Having Pants back home is worth it, though, even the part where it's 110 outside and I'm suffering the indignity of a 102 degree fever. Beer seems like such a logical choice to cool down with, and yet it's such a bad idea. I spent the majority of Saturday sweating on the couch and prevailing upon Pants to refresh my wet washcloth, which went from cool to clammy to flesh temperature with maddening quickness, and hissing at my pets to get away from me. Sunday found me much better, and today I'm quite chipper despite the fact that deep breaths make my lungs buzz and rumble. Back to the doctor, who will again try to convince me that I have asthma and not just bad luck.
Yesterday marked a tentative foray into the mixing of my social circles. Every place we've lived, I've taken a job in a different city and commuted to work, mostly because the town we lived in was too small to find use for liberal arts degrees. So that left me with a work group of friends separate from the military circles Pants and I hung out with as a couple. This isn't new for me-- usually in dating relationships, I instinctively quarantined certain areas of my life as single-me only. I never concealed the fact that I was dating someone, but my boyfriend was definitely ancillary to my identity in that group, and on the few occasions where I would bring a boyfriend to an event or outing, it was invariably weird because I felt like I needed to edit myself around him and the group, that the two versions of me didn't mix.

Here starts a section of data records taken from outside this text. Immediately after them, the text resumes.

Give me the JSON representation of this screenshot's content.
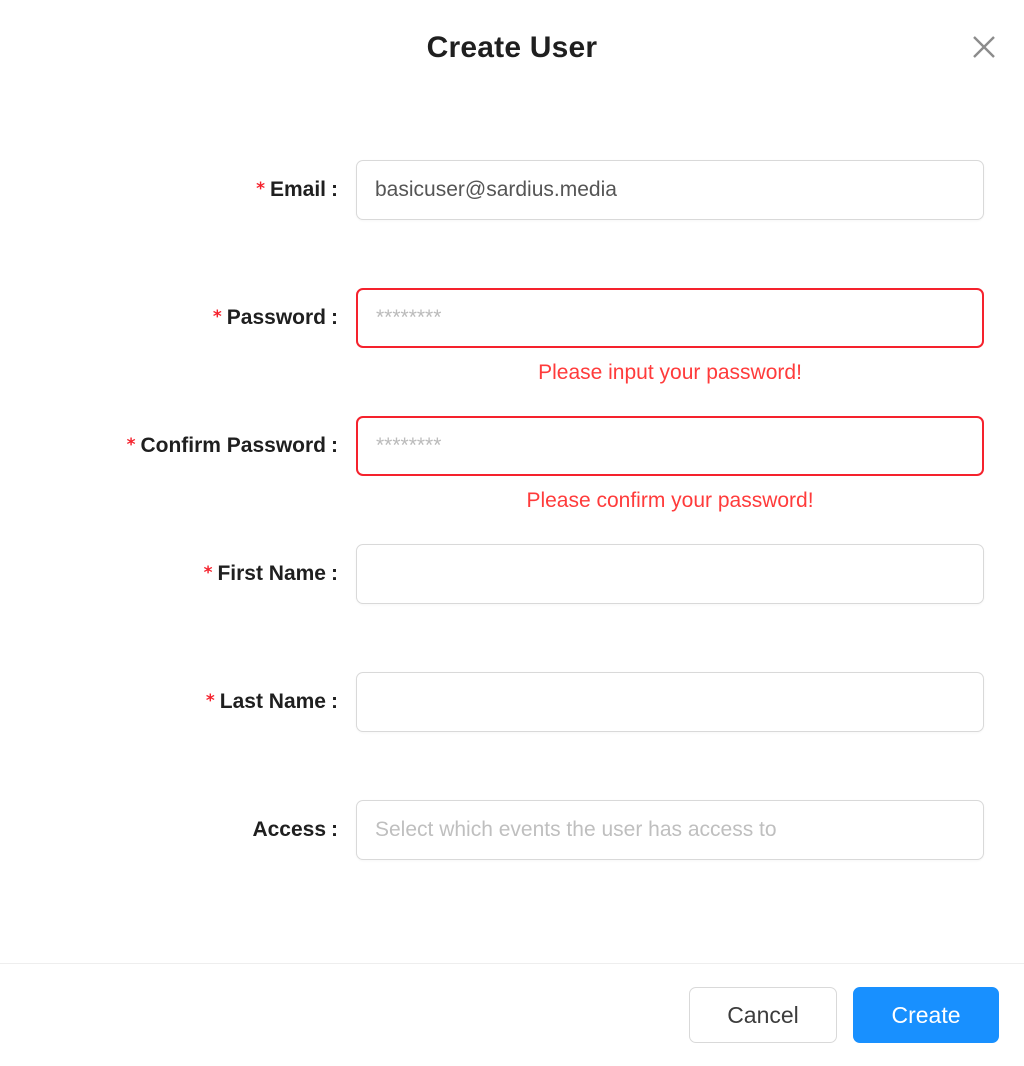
{
  "dialog": {
    "title": "Create User",
    "close_icon": "close-icon"
  },
  "form": {
    "fields": [
      {
        "id": "email",
        "label": "Email",
        "required_marker": "*",
        "colon": ":",
        "value": "basicuser@sardius.media",
        "placeholder": "",
        "error": "",
        "type": "text"
      },
      {
        "id": "password",
        "label": "Password",
        "required_marker": "*",
        "colon": ":",
        "value": "",
        "placeholder": "********",
        "error": "Please input your password!",
        "type": "password"
      },
      {
        "id": "confirm-password",
        "label": "Confirm Password",
        "required_marker": "*",
        "colon": ":",
        "value": "",
        "placeholder": "********",
        "error": "Please confirm your password!",
        "type": "password"
      },
      {
        "id": "first-name",
        "label": "First Name",
        "required_marker": "*",
        "colon": ":",
        "value": "",
        "placeholder": "",
        "error": "",
        "type": "text"
      },
      {
        "id": "last-name",
        "label": "Last Name",
        "required_marker": "*",
        "colon": ":",
        "value": "",
        "placeholder": "",
        "error": "",
        "type": "text"
      },
      {
        "id": "access",
        "label": "Access",
        "required_marker": "",
        "colon": ":",
        "value": "",
        "placeholder": "Select which events the user has access to",
        "error": "",
        "type": "select"
      }
    ]
  },
  "footer": {
    "cancel_label": "Cancel",
    "create_label": "Create"
  },
  "colors": {
    "primary": "#1890ff",
    "error": "#f5222d",
    "error_text": "#ff3b3b",
    "border": "#d9d9d9",
    "placeholder": "#bfbfbf",
    "title": "#1f1f1f"
  }
}
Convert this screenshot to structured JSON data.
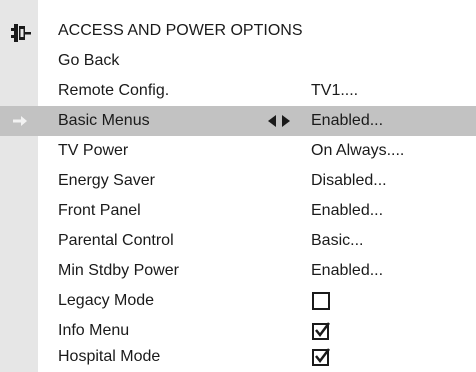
{
  "menu": {
    "title": "ACCESS AND POWER OPTIONS",
    "title_icon": "plug-icon",
    "pointer_icon": "arrow-right-icon",
    "adjust_icon": "left-right-arrows-icon",
    "selected_row": "Basic Menus",
    "colors": {
      "gutter": "#e6e6e6",
      "highlight": "#c2c2c2",
      "text": "#1a1a1a",
      "pointer": "#f2f2f2"
    },
    "items": [
      {
        "label": "Go Back"
      },
      {
        "label": "Remote Config.",
        "value": "TV1...."
      },
      {
        "label": "Basic Menus",
        "value": "Enabled..."
      },
      {
        "label": "TV Power",
        "value": "On Always...."
      },
      {
        "label": "Energy Saver",
        "value": "Disabled..."
      },
      {
        "label": "Front Panel",
        "value": "Enabled..."
      },
      {
        "label": "Parental Control",
        "value": "Basic..."
      },
      {
        "label": "Min Stdby Power",
        "value": "Enabled..."
      },
      {
        "label": "Legacy Mode",
        "checked": false
      },
      {
        "label": "Info Menu",
        "checked": true
      },
      {
        "label": "Hospital Mode",
        "checked": true
      }
    ]
  }
}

But this is different. My other-city life now is about more than just a paycheck. It's a chance for me to pursue work in a field that actually interests me, that I hope will help me develop as an artist. This seems vitally important to share with Pants, despite any residual squeamishness I have about keeping my painting colors separate on the palette. I think the reason I did that in the first place was that I didn't want my identity and relationships changing with every new boyfriend. What if my high school buddies thought he was a douche? What if the people I worked with at the humor magazine didn't think he was funny? Or what if my friends absolutely adored him and then complained when we broke up? If I knew for sure that the relationship wasn't going to last (and I knew that with all of them), why risk contaminating other areas of my life, or being too hedged in by other people's perceptions of who I was or how I acted as a girlfriend?

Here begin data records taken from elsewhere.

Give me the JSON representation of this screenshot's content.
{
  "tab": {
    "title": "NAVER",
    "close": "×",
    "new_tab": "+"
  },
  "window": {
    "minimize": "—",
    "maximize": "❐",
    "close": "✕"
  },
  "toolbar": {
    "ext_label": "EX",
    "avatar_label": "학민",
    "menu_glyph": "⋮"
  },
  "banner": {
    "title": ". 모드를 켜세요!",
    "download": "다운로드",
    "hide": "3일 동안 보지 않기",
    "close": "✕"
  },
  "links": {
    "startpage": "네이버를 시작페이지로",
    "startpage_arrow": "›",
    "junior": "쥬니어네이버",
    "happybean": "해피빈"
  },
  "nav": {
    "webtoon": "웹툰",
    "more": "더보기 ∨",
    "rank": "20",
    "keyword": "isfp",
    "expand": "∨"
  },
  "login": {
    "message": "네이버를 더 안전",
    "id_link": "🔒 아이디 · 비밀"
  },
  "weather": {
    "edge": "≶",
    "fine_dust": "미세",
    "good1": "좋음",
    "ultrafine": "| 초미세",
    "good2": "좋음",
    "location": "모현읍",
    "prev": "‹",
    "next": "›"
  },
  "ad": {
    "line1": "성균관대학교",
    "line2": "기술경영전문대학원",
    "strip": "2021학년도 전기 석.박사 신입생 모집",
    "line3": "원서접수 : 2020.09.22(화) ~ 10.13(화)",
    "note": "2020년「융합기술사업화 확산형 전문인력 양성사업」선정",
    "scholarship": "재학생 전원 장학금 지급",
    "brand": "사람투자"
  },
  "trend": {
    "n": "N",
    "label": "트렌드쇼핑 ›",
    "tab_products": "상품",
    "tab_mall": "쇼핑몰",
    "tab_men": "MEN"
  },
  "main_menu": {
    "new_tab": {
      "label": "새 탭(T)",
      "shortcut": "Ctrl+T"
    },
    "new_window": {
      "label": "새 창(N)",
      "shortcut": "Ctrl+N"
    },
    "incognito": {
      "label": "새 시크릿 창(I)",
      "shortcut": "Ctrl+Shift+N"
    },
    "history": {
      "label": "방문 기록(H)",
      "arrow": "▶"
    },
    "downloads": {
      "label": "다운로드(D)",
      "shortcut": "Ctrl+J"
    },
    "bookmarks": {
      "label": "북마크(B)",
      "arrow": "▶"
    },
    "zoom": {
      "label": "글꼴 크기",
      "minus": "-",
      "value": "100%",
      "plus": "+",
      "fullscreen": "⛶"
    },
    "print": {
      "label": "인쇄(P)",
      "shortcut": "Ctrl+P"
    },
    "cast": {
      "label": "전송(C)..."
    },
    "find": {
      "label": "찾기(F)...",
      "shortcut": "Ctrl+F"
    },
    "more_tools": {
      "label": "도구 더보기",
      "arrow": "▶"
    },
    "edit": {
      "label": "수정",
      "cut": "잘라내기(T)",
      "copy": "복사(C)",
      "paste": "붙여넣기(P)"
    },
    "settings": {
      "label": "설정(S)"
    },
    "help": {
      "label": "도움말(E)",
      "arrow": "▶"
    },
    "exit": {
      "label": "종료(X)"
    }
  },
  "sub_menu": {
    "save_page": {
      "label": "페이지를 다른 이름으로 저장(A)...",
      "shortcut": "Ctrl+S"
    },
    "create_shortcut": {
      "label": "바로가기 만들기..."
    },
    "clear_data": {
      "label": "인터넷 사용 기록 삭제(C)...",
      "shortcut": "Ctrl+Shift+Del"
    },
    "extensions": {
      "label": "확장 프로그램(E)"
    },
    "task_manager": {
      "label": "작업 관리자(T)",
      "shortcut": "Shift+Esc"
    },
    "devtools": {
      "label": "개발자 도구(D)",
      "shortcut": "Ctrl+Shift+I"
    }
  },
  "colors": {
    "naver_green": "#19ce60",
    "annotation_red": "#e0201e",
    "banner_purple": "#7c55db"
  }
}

I realize that this was unfair of me, that it was evidence of my failure to commit and my fear of the judgment of others, who more than likely would have accepted even a knuckle-dragging mouth-breather if I said I loved him. What I'm realizing now is that Pants isn't going anywhere, and I'm only limiting his understanding of me if I keep up the quarantine theory of social circles. Geography and his schedule make the mixing something I have to consciously plan, but so far it's been resoundingly successful. He's funny and versatile, he remembers names, and it seems like he can find common ground in obscure movies with just about anyone. In other words, he doesn't suffer from my sometimes crippling social anxiety, which makes me believe that if I just stay quiet enough and don't blink I can actually become the corner of the sofa I've wedged myself into.

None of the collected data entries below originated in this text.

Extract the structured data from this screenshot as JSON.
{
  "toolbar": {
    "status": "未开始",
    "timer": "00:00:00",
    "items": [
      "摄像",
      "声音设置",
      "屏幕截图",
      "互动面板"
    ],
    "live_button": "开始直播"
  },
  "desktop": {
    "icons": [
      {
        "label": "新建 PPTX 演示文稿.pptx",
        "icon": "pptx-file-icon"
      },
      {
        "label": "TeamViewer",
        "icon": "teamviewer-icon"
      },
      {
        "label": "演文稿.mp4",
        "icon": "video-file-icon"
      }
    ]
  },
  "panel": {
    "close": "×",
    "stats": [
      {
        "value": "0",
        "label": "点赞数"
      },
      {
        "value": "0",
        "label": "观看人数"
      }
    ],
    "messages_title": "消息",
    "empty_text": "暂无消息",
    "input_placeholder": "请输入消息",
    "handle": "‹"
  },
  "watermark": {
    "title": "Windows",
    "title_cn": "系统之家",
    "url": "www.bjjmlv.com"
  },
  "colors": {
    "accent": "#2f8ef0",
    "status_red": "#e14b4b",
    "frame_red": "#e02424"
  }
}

Another factor makes me nervous with these chemical experiments I'm doing-- the volatility of people's perceptions of the military. When you only hang out with other pilots, this is obviously not a problem, but when you decide to mingle with writers and poets and artsy university types (which I'd never had cause to think of as types before), you run the risk of friction, or possibly combustion. What's unfortunate here is that often I agree with the underlying principle of opposition to the war, but so many of its critics seem vastly uninformed about the day to day lives of those who do serve, and what that service and sacrifice mean. In many ways I feel caught in the middle. I know for sure which side I'm on when the odd tasteless remark about bombing people pops out at a military party, but I also know exactly where I'll be if some writer drops a "warmonger" remark around me or starts popping off about the evils of the "military-industrial complex." To be sure, it's a fine line to walk, even without throwing in the complicating factor that I was raised and educated on Big Oil's dime... but that's all for a much, much bigger project.
Anyway, the barbecue we went to together yesterday was a small but important victory in this mingling endeavor, and luckily it didn't come with any further hitchhiking sicknesses.